2. MEMS gyroscopes use the Coriolis effect to measure angular velocity. When a mass (m) is moving in the direction of V and an angular rotation Ω is applied, the mass will experience a force in the direction of the arrow (FCORIOLOS) due to Coriolis's strength.

The most common parameters for describing such noise behavior are rate noise density (RND) and angular random walk (ARW). The RND factor typically uses a unit of degrees/sec /√Hz and provides a simple mode to predict total noise based on the gyroscope frequency response. The ARW factor, on the other hand, typically uses grading units/√hour ​, and is often more useful when analyzing the impact of noise on angle estimation for specific time periods.

What’s Next?

As the automotive industry continues to undergo a massive transformation, new features like advanced safety and driver-assistance systems continue to evolve. The various sensors already available, such as pressure and temperature, will still be used in vehicles. Yet other types of sensors will certainly be implemented in autonomous driving to support safety functions.

In addition, advances in science and engineering will lead to new materials and processing methods. They will enable the design and manufacturing of film for next-generation MEMS technologies and sensors targeted at automobile applications like advanced driver-assistance systems (ADAS).

Inside the cabin, for example, automotive companies are designing MEMS microphone solutions to offer new voice-control functions with noise-to-noise ratios in the range of 60 to 70 dB. Such microphones offer a high signal-to-noise ratio (SNR) and good sensitivity with a surface-mount assembly processes.  Moreover, they offer less variation in sensitivity over temperature, with significant advantages in terms of performance, reliability, and manufacturability for a multitude of safety applications in the automotive industry.

In addition, a gyroscope can be used to activate the electronic-stability-control (ESC) braking system to prevent accidents when the car is, for example, traveling along a narrow curve (Fig. 3). A gyroscope also can be used to activate an airbag when there’s a tilting condition or frontal accident. In machines, including those of the automotive variety, it can be used to measure orientation to keep the direction of movement on a digital map when the GPS signal is lost (dead-reckoning systems).

3.  Within feedback systems, the MEMS sensor performs the feedback task and, therefore, the control response is associated.

Noise vs. Motion Control

Clearly, MEMS gyroscopes and accelerometers already help to make automobiles more secure—their massive presence in vehicle control systems significantly enhances driving stability. A MEMS device also forms the core of a system that in most cases requires noise filtering, adaptive learning algorithms, and the ability to reset any imbalance of the effects due to temperature variations and vibrations.

Keep in mind, though, that the noise of MEMS systems can have a direct influence on the key performance criteria in motion-control systems. Thus, it should be carefully considered in the design process.

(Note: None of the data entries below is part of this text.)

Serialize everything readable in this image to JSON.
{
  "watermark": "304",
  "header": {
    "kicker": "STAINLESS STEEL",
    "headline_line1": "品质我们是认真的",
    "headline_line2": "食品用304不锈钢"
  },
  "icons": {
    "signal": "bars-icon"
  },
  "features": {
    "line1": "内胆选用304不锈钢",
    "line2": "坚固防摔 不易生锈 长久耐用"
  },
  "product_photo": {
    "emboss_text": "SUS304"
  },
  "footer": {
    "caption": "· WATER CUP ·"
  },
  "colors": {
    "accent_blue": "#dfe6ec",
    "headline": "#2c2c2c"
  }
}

Also keep in mind that a new MEMS market is emerging:  nanoelectromechanical systems (NEMS). Due to their sensitivity, these nanometric devices are able to get very small sensors to detect stress and vibration at the atomic level.

Nanotechnologies promise to improve the performance of existing automotive technologies, improving engine efficiency and fuel consumption. These devices increase the computational ability of microelectronics and mechanics with sensing and control capabilities, providing a high level of functional integration and low-power operation.